Jan 27, 201112:57 PMEditor's Blog
Tiger Mom is All-American
I’ve debated whether or not to blog about Amy Chua’s book “Battle Hymn of the Tiger Mother.” After seeing several interviews with her, reading about her, seeing several interviews ABOUT her and scanning through her book, I have a few things to say. I hate to break the news to her, as much as she wants us to believe she’s different from us, I don’t think she’s much of a Chinese mom. She’s much more the uber-AMERICAN mom. China has much more of a group-think culture than us Westerners. We’re capitalists. We’re all about competition, and that includes our kids. Amy Chua just takes good old American competition to the extreme.
Be honest. How many of you know Tiger moms as depicted by Ms. Chua? How many of you have been Tiger moms at one time or another? I know I have. I once told my crying daughter that an essay she had written was bad and if she expected to get a good grade, she needed to revise it. While I didn’t MAKE her re-write it (something Amy Chua would have done), she did revise it on her own. We’re Americans. We’re all about being the best for the sake of being the best. That seems to be Chua’s goal. Fortunately, her daughters must have some pretty great genetic intelligence so that they can live up to her narrow definition of success. I hope they’ll be able to navigate their social lives both in and out of the workplace because they apparently aren’t getting any unsupervised practice dealing with their peers right now.
But superficial success for the sake of being the best can have its drawbacks. I just read an article in this morning’s NYTs about how there are more college freshmen than ever before saying they feel too much pressure. They’re coming to college on anti-depressants and anti-anxiety drugs.
Part of this pressure might be the result of students feeling pushed to be the best without thinking about why they need to be the best. Heather Wilson wrote an interesting editorial in the Sunday Washington Post. She has served on the Rhodes Scholarship selection committee for 20 years, is an Air Force Academy graduate and a Rhodes Scholar herself. She says that she has seen a growing trend toward top colleges and universities turning out students who have difficulty thinking across disciplines. They are not widely read, nor are they driven to make a difference in the world around them.
She writes, “Our great universities seem to have redefined what it means to be an exceptional student. They are producing top students who have given very little thought to matters beyond their impressive grasp of an intense area of study. This narrowing has resulted in a curiously unprepared and superficial pre-professionalism.”
Wilson goes on to say that the students “believe they are exceptionally well-educated. They have jumped through every hoop put in front of them to be the top of their classes in our country’s best universities, and they have been lavishly praised for doing so.

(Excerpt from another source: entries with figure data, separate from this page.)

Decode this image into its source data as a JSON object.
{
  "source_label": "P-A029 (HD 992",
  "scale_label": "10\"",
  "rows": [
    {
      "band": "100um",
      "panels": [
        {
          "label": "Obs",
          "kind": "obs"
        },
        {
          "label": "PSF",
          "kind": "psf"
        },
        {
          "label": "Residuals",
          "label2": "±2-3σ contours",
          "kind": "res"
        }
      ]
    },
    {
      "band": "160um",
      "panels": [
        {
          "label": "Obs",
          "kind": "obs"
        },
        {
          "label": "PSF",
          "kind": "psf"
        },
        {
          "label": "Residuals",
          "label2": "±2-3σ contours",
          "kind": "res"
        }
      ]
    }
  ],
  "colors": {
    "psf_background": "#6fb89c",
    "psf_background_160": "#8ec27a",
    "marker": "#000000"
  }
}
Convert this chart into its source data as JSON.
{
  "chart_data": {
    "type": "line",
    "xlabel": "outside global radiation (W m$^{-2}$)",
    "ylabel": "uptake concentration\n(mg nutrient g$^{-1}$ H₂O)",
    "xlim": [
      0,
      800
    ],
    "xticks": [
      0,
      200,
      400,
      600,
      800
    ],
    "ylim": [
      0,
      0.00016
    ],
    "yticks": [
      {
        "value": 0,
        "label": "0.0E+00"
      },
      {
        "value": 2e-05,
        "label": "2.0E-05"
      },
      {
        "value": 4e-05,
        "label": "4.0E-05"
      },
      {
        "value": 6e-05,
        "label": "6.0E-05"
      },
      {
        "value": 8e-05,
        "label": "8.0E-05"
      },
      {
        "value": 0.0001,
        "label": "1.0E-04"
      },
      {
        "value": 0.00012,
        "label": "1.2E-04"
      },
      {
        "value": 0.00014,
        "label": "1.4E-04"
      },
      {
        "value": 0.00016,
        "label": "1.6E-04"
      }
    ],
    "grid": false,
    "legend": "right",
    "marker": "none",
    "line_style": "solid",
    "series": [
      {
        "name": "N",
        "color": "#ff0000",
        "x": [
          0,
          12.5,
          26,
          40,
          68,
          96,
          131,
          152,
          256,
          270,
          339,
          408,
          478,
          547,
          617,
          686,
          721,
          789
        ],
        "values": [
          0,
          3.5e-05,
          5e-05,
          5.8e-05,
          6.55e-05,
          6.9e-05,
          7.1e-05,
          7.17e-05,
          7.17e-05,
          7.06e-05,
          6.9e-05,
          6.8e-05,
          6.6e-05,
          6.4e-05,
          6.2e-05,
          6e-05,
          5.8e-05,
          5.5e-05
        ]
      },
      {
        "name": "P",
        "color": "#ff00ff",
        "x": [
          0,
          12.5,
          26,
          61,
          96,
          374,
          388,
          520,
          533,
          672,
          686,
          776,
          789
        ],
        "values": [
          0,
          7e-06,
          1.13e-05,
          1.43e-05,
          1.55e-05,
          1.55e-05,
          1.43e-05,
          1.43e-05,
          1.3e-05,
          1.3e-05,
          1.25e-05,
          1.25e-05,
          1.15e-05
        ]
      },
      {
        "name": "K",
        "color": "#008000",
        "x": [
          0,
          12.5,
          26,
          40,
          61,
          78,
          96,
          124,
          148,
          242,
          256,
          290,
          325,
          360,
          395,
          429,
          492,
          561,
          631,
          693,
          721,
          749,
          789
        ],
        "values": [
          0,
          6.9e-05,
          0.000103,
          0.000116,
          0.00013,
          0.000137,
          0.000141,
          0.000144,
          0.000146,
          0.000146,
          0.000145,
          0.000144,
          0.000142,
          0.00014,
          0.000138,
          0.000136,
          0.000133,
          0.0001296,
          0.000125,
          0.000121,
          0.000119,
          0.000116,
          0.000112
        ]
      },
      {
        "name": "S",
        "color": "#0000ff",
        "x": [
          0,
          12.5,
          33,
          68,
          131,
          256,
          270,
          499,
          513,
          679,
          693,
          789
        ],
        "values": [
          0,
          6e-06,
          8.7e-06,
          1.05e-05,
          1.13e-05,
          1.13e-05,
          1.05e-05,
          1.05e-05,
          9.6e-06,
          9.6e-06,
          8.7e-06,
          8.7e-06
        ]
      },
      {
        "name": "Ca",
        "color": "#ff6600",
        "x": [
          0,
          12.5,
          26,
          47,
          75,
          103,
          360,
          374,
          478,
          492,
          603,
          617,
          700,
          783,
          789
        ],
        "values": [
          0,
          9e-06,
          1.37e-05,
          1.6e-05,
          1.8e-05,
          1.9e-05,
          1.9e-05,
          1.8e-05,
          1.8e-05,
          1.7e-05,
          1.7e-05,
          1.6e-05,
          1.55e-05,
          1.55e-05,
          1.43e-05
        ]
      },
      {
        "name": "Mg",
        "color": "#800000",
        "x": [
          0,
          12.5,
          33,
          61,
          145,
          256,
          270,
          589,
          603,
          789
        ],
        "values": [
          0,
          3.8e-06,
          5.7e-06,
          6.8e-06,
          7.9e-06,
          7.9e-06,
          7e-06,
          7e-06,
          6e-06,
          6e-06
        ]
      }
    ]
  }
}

They seem so surprised when asked simple direct questions that they have never considered.”
I think this narrow approach to education is also in high schools, and often parents like Amy Chua are pushing kids into this pressure cooker, which takes the critical thinking and joy out of education.
My friend who has been a teacher for 30 years and is currently a very dedicated International Baccalaureate coordinator in a high school in Kansas wrote this in an email to me: “I am not seeing the altruistic “fire in the belly” IB kids as I have in the past few years. I think that it definitely has to do w/ the drill and kill nature of preparation for assessments in the test driven craze. They are used to being spoon fed and told rather than really thinking for themselves. With my non IB, so-called honors sophomore class that I have this year, I have really gotten a huge dose of reality. They are SO darn passive, and they will do NOTHING outside of class that requires any individual assertion of will. It’s frightening. They will NOT read ANYTHING outside class, and it’s a designated honors class, for heaven sake. I find myself having to read TO them because they can’t get it—just read “The Devil and Tom Walker “ aloud to them. These poor kids have never experienced the joy of “reading hour” on carpet squares, in celebration of the joy of reading!!! And it shows!!! I am cooking up an individual project for them — starting Monday, they will become Transcendentalists for a week and must take a nature walk, write journals etc. It is an experiment, the results of which quite frankly scare me because I don’t know if they have it within them to embrace any aspect of Thoreau or Emerson. We will see. . ."
These students sound like what Tiger Mom is churning out. I’m not sure she even knows why she’s parenting the way she is. It was humorous to hear her backtracking and contradicting herself in interviews. She seemed genuinely surprised that parents reacted to her book. Come on. In one interview, she said the parenting was supposed to be sort of “tongue in cheek.” In another, she was firmly advocating her parenting style and calling “Western” parents wishy-washy (even though she’s a Western parent). So, are we supposed to take it seriously, or not? In another interview, she was whining, “It’s just a memoir.” Excuse me. Memoir? At the risk of being an armchair psychologist, maybe she wrote it because her husband is a published author and she needed to be one, too. The competition must be fierce at their house!
Ultimately, I hope both of her daughters stack up enough A’s and super-high test scores to get into an Ivy League college. But Chua shouldn’t blame her parenting style on the Chinese because she has plenty of company in her Western counterparts. She’s all-American.